A igreja de Dom Helder posicionou-se contra a educação pública, assim como sociólogo Betinho correu por fora do rango dos Cieps.
A sorte de Darcy foi ter sido descolonizado por Guerreiro Ramos, que o tirou da juventude roleta-russa com curra e motocicleta.
Revolução não é sinônimo de violência nem insurreição armada. Etnólogo das civilizações, quis escrever a história crítica da tecnologia que Karl Marx reivindicara em "O Capital".
Nossa pobreza financiou a prosperidade das sociedades ricas. Não somos a Europa, nem o Ocidente, nem a América original. O brasileiro é propenso à inovação. Basta presenciar a chegada de um caminhão na roça.
Nós começamos como mameluco. Do árabe "mameluc". Identificamo-nos com o pai, mas falamos melhor a língua materna.

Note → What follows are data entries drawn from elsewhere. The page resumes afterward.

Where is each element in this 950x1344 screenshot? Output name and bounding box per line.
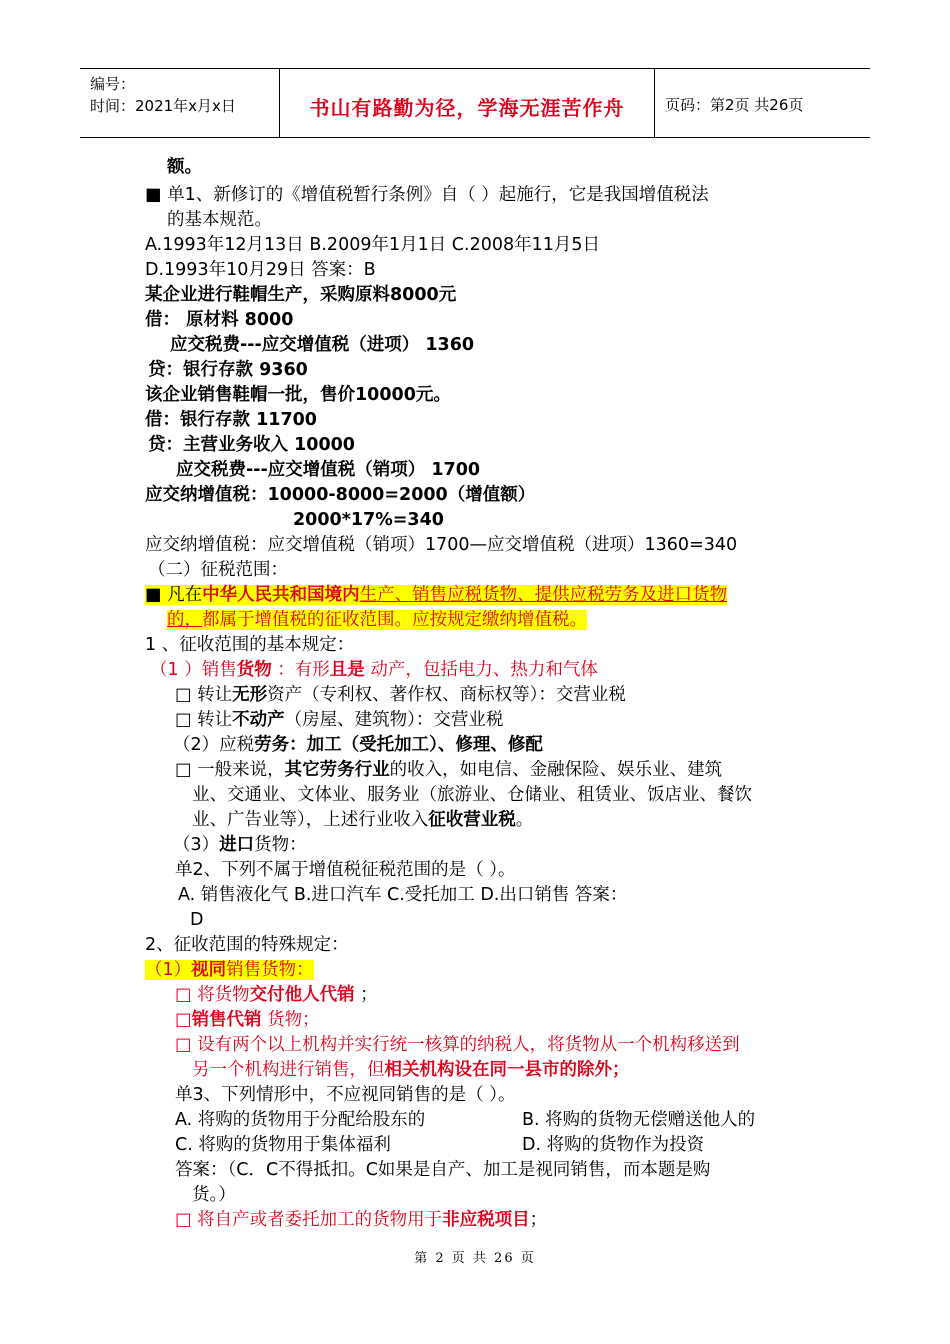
header-page-info: 页码：第2页 共26页 bbox=[665, 95, 804, 114]
text-run: 货物： bbox=[254, 835, 307, 855]
header-meta bbox=[80, 69, 280, 137]
entry-line: 借： 原材料 8000 bbox=[145, 310, 294, 330]
text-run: 征收营业税 bbox=[428, 810, 516, 830]
question-1-options: A.1993年12月13日 B.2009年1月1日 C.2008年11月5日 bbox=[145, 235, 601, 255]
calc-line: 应交纳增值税：10000-8000=2000（增值额） bbox=[145, 485, 536, 505]
text-run: ； bbox=[354, 985, 378, 1005]
example-line: 该企业销售鞋帽一批，售价10000元。 bbox=[145, 385, 451, 405]
text-run: 生产、销售应税货物、提供应税劳务及进口货物 bbox=[359, 585, 728, 605]
question-3-option-c: C. 将购的货物用于集体福利 bbox=[175, 1135, 391, 1155]
question-3-answer: 答案：（C．C不得抵扣。C如果是自产、加工是视同销售，而本题是购 bbox=[175, 1160, 711, 1180]
text-run: （2）应税 bbox=[173, 735, 255, 755]
body-line bbox=[175, 1208, 547, 1232]
page-footer: 第 2 页 共 26 页 bbox=[414, 1251, 536, 1266]
question-2-options: A. 销售液化气 B.进口汽车 C.受托加工 D.出口销售 答案： bbox=[178, 885, 628, 905]
text-run: □ 将货物 bbox=[175, 985, 250, 1005]
text-run: 货物 bbox=[236, 660, 272, 680]
body-line: 额。 bbox=[167, 157, 202, 177]
body-line bbox=[173, 733, 543, 757]
text-run: □ 设有两个以上机构并实行统一核算的纳税人，将货物从一个机构移送到 bbox=[175, 1035, 740, 1055]
text-run: 劳务：加工（受托加工）、修理、修配 bbox=[254, 735, 543, 755]
calc-line: 2000*17%=340 bbox=[293, 510, 444, 530]
header-date-label: 时间：2021年x月x日 bbox=[90, 97, 236, 115]
body-line bbox=[175, 683, 626, 707]
calc-line: 应交纳增值税：应交增值税（销项）1700—应交增值税（进项）1360=340 bbox=[145, 535, 738, 555]
section-heading: （二）征税范围： bbox=[148, 560, 288, 580]
body-line bbox=[175, 1008, 320, 1032]
example-line: 某企业进行鞋帽生产，采购原料8000元 bbox=[145, 285, 457, 305]
question-3-option-d: D. 将购的货物作为投资 bbox=[522, 1135, 705, 1155]
text-run: 交付他人代销 bbox=[249, 985, 355, 1005]
text-run: 销售代销 bbox=[191, 1010, 262, 1030]
question-2-answer: D bbox=[190, 910, 204, 930]
text-run: 中华人民共和国境内 bbox=[202, 585, 360, 605]
question-2: 单2、下列不属于增值税征税范围的是（ ）。 bbox=[175, 860, 516, 880]
text-run: 进口 bbox=[219, 835, 255, 855]
entry-line: 应交税费---应交增值税（销项） 1700 bbox=[176, 460, 481, 480]
highlight-line bbox=[167, 608, 587, 632]
text-run: （3） bbox=[173, 835, 220, 855]
body-line: 2、征收范围的特殊规定： bbox=[145, 935, 349, 955]
question-3-option-b: B. 将购的货物无偿赠送他人的 bbox=[522, 1110, 756, 1130]
text-run: 的， bbox=[167, 610, 202, 630]
text-run: 视同 bbox=[191, 960, 227, 980]
highlight-line bbox=[145, 583, 727, 607]
question-1-answer: D.1993年10月29日 答案：B bbox=[145, 260, 376, 280]
entry-line: 贷：银行存款 9360 bbox=[148, 360, 308, 380]
text-run: 都属于增值税的征收范围。应按规定缴纳增值税。 bbox=[202, 610, 587, 630]
text-run: 动产，包括电力、热力和气体 bbox=[364, 660, 598, 680]
text-run: 销售货物： bbox=[226, 960, 314, 980]
text-run: 其它劳务行业 bbox=[284, 760, 390, 780]
text-run: （房屋、建筑物）：交营业税 bbox=[284, 710, 504, 730]
body-line bbox=[175, 708, 503, 732]
question-3-answer-cont: 货。） bbox=[192, 1185, 236, 1205]
text-run: ：有形 bbox=[271, 660, 330, 680]
text-run: 的收入，如电信、金融保险、娱乐业、建筑 bbox=[389, 760, 723, 780]
text-run: □ bbox=[175, 1010, 192, 1030]
body-line: 业、交通业、文体业、服务业（旅游业、仓储业、租赁业、饭店业、餐饮 bbox=[192, 785, 752, 805]
body-line: 的基本规范。 bbox=[167, 210, 272, 230]
entry-line: 应交税费---应交增值税（进项） 1360 bbox=[170, 335, 475, 355]
text-run: 且是 bbox=[329, 660, 365, 680]
text-run: ； bbox=[529, 1210, 548, 1230]
body-line bbox=[192, 1058, 630, 1082]
body-line bbox=[175, 983, 378, 1007]
text-run: 资产（专利权、著作权、商标权等）：交营业税 bbox=[267, 685, 626, 705]
text-run: 相关机构设在同一县市的除外； bbox=[384, 1060, 630, 1080]
text-run: □ 转让 bbox=[175, 685, 233, 705]
body-line bbox=[150, 658, 598, 682]
body-line: 1 、征收范围的基本规定： bbox=[145, 635, 355, 655]
header-code-label: 编号： bbox=[90, 75, 136, 93]
highlight-line bbox=[145, 958, 314, 982]
question-3: 单3、下列情形中，不应视同销售的是（ ）。 bbox=[175, 1085, 516, 1105]
text-run: 不动产 bbox=[232, 710, 285, 730]
text-run: （1 ）销售 bbox=[150, 660, 237, 680]
question-3-option-a: A. 将购的货物用于分配给股东的 bbox=[175, 1110, 426, 1130]
text-run: □ 转让 bbox=[175, 710, 233, 730]
text-run: 非应税项目 bbox=[442, 1210, 530, 1230]
entry-line: 借：银行存款 11700 bbox=[145, 410, 317, 430]
body-line bbox=[175, 758, 722, 782]
page-header bbox=[80, 68, 870, 138]
text-run: 另一个机构进行销售，但 bbox=[192, 1060, 385, 1080]
text-run: ■ 凡在 bbox=[145, 585, 203, 605]
text-run: 。 bbox=[515, 810, 534, 830]
body-line bbox=[175, 1033, 740, 1057]
entry-line: 贷：主营业务收入 10000 bbox=[148, 435, 355, 455]
body-line bbox=[173, 833, 307, 857]
text-run: 货物； bbox=[261, 1010, 320, 1030]
question-1: ■ 单1、新修订的《增值税暂行条例》自（ ）起施行，它是我国增值税法 bbox=[145, 185, 709, 205]
text-run: □ 一般来说， bbox=[175, 760, 285, 780]
text-run: （1） bbox=[145, 960, 192, 980]
text-run: 业、广告业等），上述行业收入 bbox=[192, 810, 429, 830]
header-motto: 书山有路勤为径，学海无涯苦作舟 bbox=[280, 69, 655, 137]
body-line bbox=[192, 808, 533, 832]
text-run: □ 将自产或者委托加工的货物用于 bbox=[175, 1210, 443, 1230]
text-run: 无形 bbox=[232, 685, 268, 705]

Em todas as regiões do Brasil, o mameluco é o denominador comum popular, e que já foi aliciador de índios para corte e carreto de pau-brasil. Mameluco eunuco. Mameluco testa de ferro. Mameluco, primeiro brasileiro. Sertanista bandido. Gerado pelo colonizador. Oprimindo seu próprio povo. Traidor do gentio materno. Esse é o bandeirante psicanalizado por Darcy Ribeiro.
Os brasileiros nascemos sipaios, isto é, incumbidos da defesa interna dos interesses alienígenas. Trazemos no ventre da mãe indígena as perdas internacionais do colonialismo. Produzimos o que não consumimos. Existimos para suprir as necessidades alheias.
Nossa industrialização não gerou efeitos renovadores, dentre os quais um corpo nacional de cientistas e tecnólogos. A Cepal é o nosso pecado original. Saímos do domínio ibérico para cair sob a influência britânica no momento em que os EUA se libertaram da Inglaterra pela independência.
Darcy Ribeiro considerava Lévi-Strauss um "teórico boboca", depois de ter estudado com o alemão Baldus em São Paulo. Redigiu o projeto do Parque do Xingu e desbundou conversando com Getúlio Vargas em 1952.
No Peru, Glauber Rocha mandou recado para FHC ouvir a sapiência do magnífico reitor Darcy Ribeiro. Debalde. Continuamos doentes doendo em dólares. Hasta quando?